Availability, Robustness, Fault Tolerance and Reliability:
A robust software should not lose its availabilty even in most failure states. Even if some components are broken down, it may continue running. Besides, even if whole application crashes, it may recover itself using backup hardware and data with fault tolerance approaches. There should always be B and even C, D .. plans. Reliability also stands for the integrity and consistency of the software even under high load conditions. So it is relevant with availability and scalability. An unreliable system is also unscalable.

Usability and Accessability:
User interfaces are the only visible parts of software according to the viewpoint of user.

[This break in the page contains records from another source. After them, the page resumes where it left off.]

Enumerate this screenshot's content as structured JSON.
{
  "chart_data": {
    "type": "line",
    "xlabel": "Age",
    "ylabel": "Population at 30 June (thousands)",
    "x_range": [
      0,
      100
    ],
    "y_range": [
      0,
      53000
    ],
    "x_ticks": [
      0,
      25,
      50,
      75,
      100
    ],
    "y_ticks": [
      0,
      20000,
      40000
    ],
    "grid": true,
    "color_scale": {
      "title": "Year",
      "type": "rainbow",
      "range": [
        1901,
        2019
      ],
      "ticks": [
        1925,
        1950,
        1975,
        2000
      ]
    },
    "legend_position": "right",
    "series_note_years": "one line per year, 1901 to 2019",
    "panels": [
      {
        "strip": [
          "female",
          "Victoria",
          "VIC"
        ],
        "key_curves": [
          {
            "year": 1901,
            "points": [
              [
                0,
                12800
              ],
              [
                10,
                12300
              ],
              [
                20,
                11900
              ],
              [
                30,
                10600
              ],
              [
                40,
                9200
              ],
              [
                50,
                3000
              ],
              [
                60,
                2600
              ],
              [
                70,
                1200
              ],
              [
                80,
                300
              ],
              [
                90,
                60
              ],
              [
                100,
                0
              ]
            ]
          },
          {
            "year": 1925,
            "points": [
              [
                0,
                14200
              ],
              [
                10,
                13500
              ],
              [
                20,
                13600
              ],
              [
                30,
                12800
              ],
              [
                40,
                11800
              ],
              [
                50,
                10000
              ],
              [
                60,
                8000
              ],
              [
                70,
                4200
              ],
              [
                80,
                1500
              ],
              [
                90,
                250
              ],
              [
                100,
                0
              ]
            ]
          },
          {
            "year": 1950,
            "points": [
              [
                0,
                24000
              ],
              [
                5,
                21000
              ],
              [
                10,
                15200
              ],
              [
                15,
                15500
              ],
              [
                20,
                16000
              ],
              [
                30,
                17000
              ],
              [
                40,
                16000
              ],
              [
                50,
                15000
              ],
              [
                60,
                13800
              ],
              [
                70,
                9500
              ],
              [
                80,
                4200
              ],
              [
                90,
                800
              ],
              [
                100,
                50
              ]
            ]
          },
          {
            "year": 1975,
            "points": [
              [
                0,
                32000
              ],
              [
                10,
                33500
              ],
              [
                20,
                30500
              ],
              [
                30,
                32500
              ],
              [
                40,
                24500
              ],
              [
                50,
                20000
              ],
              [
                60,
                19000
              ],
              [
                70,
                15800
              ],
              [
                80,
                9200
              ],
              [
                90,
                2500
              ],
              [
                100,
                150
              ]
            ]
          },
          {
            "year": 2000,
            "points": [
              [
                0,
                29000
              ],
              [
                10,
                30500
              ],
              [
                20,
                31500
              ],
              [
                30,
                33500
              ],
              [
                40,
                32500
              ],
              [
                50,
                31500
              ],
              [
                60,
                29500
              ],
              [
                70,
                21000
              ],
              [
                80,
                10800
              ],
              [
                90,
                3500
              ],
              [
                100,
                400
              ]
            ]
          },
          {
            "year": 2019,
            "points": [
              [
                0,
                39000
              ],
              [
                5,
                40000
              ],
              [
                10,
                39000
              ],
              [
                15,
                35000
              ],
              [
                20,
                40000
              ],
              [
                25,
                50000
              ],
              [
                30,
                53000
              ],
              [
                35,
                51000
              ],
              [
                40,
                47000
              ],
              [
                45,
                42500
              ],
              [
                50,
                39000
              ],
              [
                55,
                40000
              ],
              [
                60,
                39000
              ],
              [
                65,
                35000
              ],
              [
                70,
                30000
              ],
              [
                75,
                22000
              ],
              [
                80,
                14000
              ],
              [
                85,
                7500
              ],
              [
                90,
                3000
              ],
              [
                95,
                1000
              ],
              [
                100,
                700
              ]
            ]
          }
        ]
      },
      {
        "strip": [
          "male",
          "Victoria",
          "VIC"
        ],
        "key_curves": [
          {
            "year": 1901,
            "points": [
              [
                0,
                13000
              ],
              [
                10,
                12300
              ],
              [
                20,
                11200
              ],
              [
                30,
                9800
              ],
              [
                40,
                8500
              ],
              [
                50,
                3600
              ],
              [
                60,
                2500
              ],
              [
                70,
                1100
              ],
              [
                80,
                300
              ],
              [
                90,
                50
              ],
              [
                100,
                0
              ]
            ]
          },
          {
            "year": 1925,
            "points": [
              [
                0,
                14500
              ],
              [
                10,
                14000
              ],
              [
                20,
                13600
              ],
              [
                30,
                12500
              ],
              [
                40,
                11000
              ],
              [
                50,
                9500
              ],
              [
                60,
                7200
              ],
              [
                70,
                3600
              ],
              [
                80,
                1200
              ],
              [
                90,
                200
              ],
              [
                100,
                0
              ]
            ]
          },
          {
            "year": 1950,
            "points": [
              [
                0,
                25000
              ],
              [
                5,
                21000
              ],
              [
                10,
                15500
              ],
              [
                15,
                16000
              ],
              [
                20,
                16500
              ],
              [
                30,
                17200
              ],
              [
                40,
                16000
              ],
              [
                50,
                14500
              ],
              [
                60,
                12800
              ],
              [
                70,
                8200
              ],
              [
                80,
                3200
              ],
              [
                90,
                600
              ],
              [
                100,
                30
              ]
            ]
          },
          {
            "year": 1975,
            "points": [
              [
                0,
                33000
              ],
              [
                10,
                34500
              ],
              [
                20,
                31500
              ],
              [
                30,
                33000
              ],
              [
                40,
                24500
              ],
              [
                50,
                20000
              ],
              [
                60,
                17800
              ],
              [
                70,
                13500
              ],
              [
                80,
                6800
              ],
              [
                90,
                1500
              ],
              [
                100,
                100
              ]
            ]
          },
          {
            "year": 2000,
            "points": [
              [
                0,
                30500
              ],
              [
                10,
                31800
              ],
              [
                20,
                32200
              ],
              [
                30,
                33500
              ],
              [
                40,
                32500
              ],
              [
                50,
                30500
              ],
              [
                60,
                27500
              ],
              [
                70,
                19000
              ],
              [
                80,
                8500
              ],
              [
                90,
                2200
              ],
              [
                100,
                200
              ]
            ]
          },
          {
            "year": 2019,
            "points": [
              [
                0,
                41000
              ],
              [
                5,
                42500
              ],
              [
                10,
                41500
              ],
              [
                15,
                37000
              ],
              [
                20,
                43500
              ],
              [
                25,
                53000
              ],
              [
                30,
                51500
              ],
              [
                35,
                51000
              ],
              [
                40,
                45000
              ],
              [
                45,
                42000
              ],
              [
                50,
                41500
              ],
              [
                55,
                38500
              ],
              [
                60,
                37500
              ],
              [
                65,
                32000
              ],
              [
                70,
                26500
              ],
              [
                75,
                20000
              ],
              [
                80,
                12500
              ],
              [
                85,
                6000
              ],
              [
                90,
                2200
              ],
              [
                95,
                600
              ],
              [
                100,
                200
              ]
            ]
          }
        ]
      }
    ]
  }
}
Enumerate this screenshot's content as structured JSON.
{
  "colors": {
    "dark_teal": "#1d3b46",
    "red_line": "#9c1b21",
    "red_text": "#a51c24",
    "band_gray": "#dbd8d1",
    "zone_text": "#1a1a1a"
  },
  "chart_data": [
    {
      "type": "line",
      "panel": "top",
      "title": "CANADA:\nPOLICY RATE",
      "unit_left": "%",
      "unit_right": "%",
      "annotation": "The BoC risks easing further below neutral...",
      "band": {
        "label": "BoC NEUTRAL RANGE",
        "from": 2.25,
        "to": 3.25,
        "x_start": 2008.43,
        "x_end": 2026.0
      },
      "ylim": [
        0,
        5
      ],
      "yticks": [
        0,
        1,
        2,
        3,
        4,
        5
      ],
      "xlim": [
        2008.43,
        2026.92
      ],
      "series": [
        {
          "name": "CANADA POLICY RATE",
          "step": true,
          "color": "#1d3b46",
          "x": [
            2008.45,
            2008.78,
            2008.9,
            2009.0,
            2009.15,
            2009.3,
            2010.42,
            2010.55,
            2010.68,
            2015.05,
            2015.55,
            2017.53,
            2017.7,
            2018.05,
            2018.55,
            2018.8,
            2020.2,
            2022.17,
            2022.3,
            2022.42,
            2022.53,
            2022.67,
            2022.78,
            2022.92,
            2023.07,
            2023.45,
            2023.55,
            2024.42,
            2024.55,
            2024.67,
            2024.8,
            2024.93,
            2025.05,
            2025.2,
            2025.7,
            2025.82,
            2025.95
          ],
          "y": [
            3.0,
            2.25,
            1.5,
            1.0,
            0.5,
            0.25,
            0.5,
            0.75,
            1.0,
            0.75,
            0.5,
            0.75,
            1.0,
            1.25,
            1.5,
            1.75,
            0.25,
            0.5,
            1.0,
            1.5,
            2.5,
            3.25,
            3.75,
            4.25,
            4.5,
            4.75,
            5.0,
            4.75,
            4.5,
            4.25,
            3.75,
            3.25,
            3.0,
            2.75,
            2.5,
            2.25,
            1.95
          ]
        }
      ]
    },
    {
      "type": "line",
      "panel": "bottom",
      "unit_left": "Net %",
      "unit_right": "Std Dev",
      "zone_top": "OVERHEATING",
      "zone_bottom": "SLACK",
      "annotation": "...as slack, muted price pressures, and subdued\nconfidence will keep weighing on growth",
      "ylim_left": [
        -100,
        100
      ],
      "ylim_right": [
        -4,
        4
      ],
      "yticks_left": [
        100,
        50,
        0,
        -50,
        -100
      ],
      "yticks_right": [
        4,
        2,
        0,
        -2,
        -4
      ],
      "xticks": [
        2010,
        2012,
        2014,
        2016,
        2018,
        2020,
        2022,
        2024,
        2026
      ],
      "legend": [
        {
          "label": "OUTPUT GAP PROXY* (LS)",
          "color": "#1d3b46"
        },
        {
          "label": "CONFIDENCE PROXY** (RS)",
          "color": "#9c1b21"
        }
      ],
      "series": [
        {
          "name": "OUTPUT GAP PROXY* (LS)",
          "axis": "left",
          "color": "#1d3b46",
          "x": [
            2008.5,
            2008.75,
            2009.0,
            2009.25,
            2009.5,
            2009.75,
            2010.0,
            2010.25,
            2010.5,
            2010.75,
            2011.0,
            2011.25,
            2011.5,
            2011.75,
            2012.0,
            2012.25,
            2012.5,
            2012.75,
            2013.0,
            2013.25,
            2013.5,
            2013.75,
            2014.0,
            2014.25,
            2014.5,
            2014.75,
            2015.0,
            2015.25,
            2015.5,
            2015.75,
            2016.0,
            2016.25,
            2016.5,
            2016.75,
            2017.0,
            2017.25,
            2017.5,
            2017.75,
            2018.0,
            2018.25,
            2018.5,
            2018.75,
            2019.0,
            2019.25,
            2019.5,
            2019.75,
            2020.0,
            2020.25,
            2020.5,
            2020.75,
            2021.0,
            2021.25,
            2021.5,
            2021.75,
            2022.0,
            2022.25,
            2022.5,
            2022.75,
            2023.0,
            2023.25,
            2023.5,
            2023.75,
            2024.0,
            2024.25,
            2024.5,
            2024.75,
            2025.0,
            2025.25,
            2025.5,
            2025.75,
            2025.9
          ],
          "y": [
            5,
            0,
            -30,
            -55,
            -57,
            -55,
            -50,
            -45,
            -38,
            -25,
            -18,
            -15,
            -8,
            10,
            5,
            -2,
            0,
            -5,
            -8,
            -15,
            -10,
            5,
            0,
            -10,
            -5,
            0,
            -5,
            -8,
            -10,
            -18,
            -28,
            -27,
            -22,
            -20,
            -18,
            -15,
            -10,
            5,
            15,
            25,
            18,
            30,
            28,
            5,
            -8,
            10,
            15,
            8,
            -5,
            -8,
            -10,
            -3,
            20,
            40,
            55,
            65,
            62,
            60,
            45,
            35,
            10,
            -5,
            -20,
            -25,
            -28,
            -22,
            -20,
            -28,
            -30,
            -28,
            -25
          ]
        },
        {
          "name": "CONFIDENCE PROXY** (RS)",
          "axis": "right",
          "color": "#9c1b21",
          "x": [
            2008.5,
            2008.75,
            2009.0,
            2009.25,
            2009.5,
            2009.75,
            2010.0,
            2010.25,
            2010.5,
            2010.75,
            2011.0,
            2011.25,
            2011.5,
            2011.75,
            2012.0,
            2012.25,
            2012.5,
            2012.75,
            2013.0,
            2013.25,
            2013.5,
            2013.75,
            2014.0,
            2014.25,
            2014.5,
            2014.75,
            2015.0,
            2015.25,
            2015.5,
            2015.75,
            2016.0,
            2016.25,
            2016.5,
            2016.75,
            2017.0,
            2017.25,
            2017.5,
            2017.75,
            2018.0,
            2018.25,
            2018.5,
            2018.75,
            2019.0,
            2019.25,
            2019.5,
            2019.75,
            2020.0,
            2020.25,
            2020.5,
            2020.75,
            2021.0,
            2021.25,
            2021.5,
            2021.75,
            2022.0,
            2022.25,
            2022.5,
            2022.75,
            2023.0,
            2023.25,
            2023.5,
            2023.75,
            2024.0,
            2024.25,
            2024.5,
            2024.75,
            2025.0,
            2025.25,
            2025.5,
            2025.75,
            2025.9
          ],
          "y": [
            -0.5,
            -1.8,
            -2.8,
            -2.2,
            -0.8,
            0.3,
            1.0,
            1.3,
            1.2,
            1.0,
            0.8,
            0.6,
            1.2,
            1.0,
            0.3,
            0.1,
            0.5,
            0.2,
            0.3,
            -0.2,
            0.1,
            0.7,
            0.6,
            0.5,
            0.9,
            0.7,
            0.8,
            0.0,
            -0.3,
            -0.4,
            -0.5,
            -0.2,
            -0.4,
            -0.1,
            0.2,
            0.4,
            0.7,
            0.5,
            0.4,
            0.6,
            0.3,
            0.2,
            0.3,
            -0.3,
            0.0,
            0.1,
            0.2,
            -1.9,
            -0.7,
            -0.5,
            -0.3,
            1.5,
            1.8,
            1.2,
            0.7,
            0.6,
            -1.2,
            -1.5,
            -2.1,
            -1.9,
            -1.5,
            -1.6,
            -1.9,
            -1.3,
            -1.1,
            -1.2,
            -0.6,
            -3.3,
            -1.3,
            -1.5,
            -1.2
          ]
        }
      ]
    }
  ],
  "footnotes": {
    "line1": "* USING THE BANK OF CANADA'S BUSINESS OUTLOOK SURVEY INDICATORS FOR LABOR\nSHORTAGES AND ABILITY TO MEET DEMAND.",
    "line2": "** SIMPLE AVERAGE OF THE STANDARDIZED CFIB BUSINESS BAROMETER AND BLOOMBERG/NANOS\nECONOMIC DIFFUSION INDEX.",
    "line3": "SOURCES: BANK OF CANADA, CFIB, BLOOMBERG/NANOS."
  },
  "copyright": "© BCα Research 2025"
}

So, simplicity, taking less time to complete a job, fast learnability etc. are very important in this case. The most well known principle for this property is KISS (Keep It Simple Stupid). Simple is always the best. A usable software should also support different accessibility types of control for people with disabilities.

Platform Compatibility and Portability:
A quality software should run on as much various platforms as it can. So, more people can make use of it. In different contexts we may mention different platforms, this may be OS platforms, browser types etc. And portability is about adapting software that can run on different platforms, for being more platform compatible. In this sense, portability is also related with flexibility.

Testability and Managability:
Quality software requires quality testing. Source code should be tested with the most coverage and with the most efficient testing methods. This can be performed by using encapsulation, interfaces, patterns, low coupling etc. techniques correctly. Besides testability, a qualified software should be manageable after deployment. It may be monitored for e.g. performance or data usage status, or may enable developer to configure system easily. Creating a successful logging system is another very important issue about managability.

Security:
Security is a very important issue on software development, especially for web or mobile based ones which may have millions of users with the ability of remote accessing to system. You should construct a security policy and apply it correctly by leaving no entry points. This may include authorization and authentication techniques, network attack protections, data encryption and so on. all possible types of security leaks should be considered, otherwise one day only one attack may crash your whole applicaion and whole company.

Functionality and Correctness:
Functionality (or correctness) is the conformity of the software with actual requirements and specifications. In fact this is the precendition attribute of an application, and maybe not a quality factor but we wanted to point that as the last quality factor, for taking attention: Quality factors are not meaningful when we are talking about unfunctional software. First, perform desired functionality and produce correct software, then apply quality factors on it. If you can perform both paralelly, it is the best.